‘Um brasileiro nos pediu ajuda no Afeganistão’, diz embaixador

O Itamaraty tenta descobrir o paradeiro de um brasileiro que pediu assistência consular para sair do Afeganistão. A informação foi confirmada ao Estadão por Olyntho Vieira, embaixador do Brasil responsável pelo Paquistão, Afeganistão e Tajiquistão. Segundo ele, o homem – que ele prefere não identificar por segurança – indicou que vivia temporariamente no país. A seguir, trechos da conversa do embaixador com o jornal.

Qual a situação dos cidadãos brasileiros no Afeganistão?

Temos um caso que ainda não está claro. Um brasileiro que entrou em contato com o plantão consular, por mensagem de texto no telefone da embaixada. Mas não temos muita informação ainda, estamos tentando saber mais. O outro caso foi resolvido pela Argentina. Uma brasileira casada com um argentino que trabalhava numa ONG e já partiram, estão no Usbequistão. Houve uma movimentação diplomática, mas não sei dizer como eles saíram do Afeganistão. Os argentinos cuidaram de tudo.

Ainda não localizaram o cidadão desse primeiro caso?

Não. Houve uma troca de mensagens, pedimos mais informações, mas ele certamente está com dificuldade de comunicação. À medida que ele diga mais coisas, vamos tentando saber mais e, se chegar a esse momento, como faremos para retirá-lo do país.

O senhor poderia identificá-lo?

Eu prefiro não dizer. É melhor manter isso reservado.

Ele morava ou estava em trânsito no Afeganistão?

Entendi que ele está vivendo temporariamente no país. E é tudo, não temos mais informação do que isso.

O que lhe chamou mais a atenção no avanço militar do Taleban?

O que surpreendeu realmente muito foi a rapidez com que tudo aconteceu e o que levou a essa rapidez foi a ausência de resistência. Isso leva à pergunta: por que não houve resistência? Seria muito ingênuo dizer que as pessoas estavam todas cooptadas pelo movimento. Acho que não. Mas, por outro lado, talvez nunca estivessem totalmente convencidas da presença ocidental no país.

Um porta-voz do Taleban disse que a população sempre esteve com eles.

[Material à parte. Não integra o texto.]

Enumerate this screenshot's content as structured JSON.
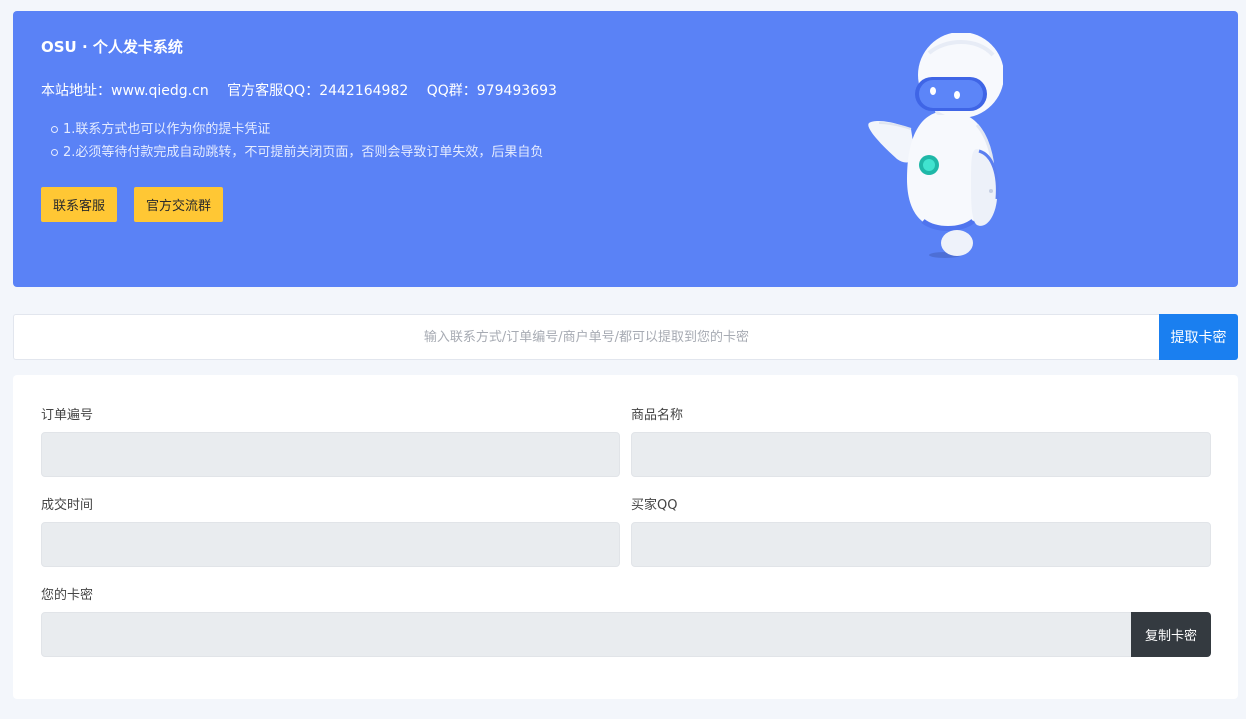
{
  "hero": {
    "title": "OSU · 个人发卡系统",
    "site_address": "本站地址：www.qiedg.cn",
    "service_qq": "官方客服QQ：2442164982",
    "qq_group": "QQ群：979493693",
    "tips": [
      "1.联系方式也可以作为你的提卡凭证",
      "2.必须等待付款完成自动跳转，不可提前关闭页面，否则会导致订单失效，后果自负"
    ],
    "buttons": {
      "contact": "联系客服",
      "group": "官方交流群"
    },
    "colors": {
      "background": "#5a82f6",
      "button": "#ffc734"
    }
  },
  "search": {
    "placeholder": "输入联系方式/订单编号/商户单号/都可以提取到您的卡密",
    "value": "",
    "button": "提取卡密",
    "button_color": "#1a7ff0"
  },
  "order": {
    "order_no": {
      "label": "订单遍号",
      "value": ""
    },
    "product_name": {
      "label": "商品名称",
      "value": ""
    },
    "deal_time": {
      "label": "成交时间",
      "value": ""
    },
    "buyer_qq": {
      "label": "买家QQ",
      "value": ""
    },
    "card_secret": {
      "label": "您的卡密",
      "value": ""
    },
    "copy_button": "复制卡密"
  }
}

Faz sentido. Isso me remete a um comentário feito anos atrás pelo Sérgio Vieira de Mello (brasileiro e alto-comissário da ONU para os direitos humanos, morto em 2003 num atentado no Iraque) sobre a presença de tropas estrangeiras. Ele disse o seguinte: ‘Como você reagiria se, de repente, abrisse a janela pela manhã e visse tropas estrangeiras na avenida em Copacabana?’ Acho que é isso. A presença do invasor, ainda que você conviva com ele por vários motivos, inclusive pela vontade de permanecer vivo, nunca é totalmente assimilada.

Qual a situação da frota de aviões Super Tucano da Embraer que havia sido comprada pelos EUA para a Força Aérea afegã?

Eu sei pela imprensa que seriam um total de 26 aviões, mas parece que a maior parte teria ido para o Usbequistão. Um jornal local do Paquistão exibiu uma foto de um grupo do Taleban diante de um Super Tucano. Então, pelo menos um ficou no Afeganistão. Mas se desconhece o paradeiro dos demais. O que se especula é que o Taleban não tenha pilotos. Mesmo que tenham, são equipamentos extremamente sofisticados, e você pode inutilizá-los se a parte de aviônica deixar de funcionar. Eles teriam como pilotar? Teriam mísseis para equipar os aviões? Teriam acesso ao software para fazer o avião funcionar? São perguntas que ninguém é capaz de responder.

Há atividade do Taleban em território paquistanês?

Os paquistaneses estão muito atentos ao risco de o problema chegar aqui. Tem havido declarações do comandante do Exército, do presidente e do primeiro-ministro de que o pior cenário seria uma guerra civil, que pode involuntariamente envolver o Paquistão ou parte dele. Uma guerra civil num país vizinho fatalmente acaba contaminando o outro. Existe uma relação étnica importante entre as populações. Essa região tem uma cultura tribal forte, existem diferentes etnias dentro do Paquistão e uma delas é a pashtun, que compõe cerca de 20% da população e é predominante no Afeganistão.

Há risco de uma crise de refugiados?

Existe uma preocupação com refugiados. O Paquistão abriga 1,4 milhão de refugiados afegãos. Mas especula-se que seja um número maior. O primeiro-ministro paquistanês já teve conversas com o presidente do Irã, porque eles construíram campos ao longo da fronteira para abrigar refugiados. Comenta-se que talvez o Paquistão faça algo semelhante.

As informações são do jornal O Estado de S. Paulo.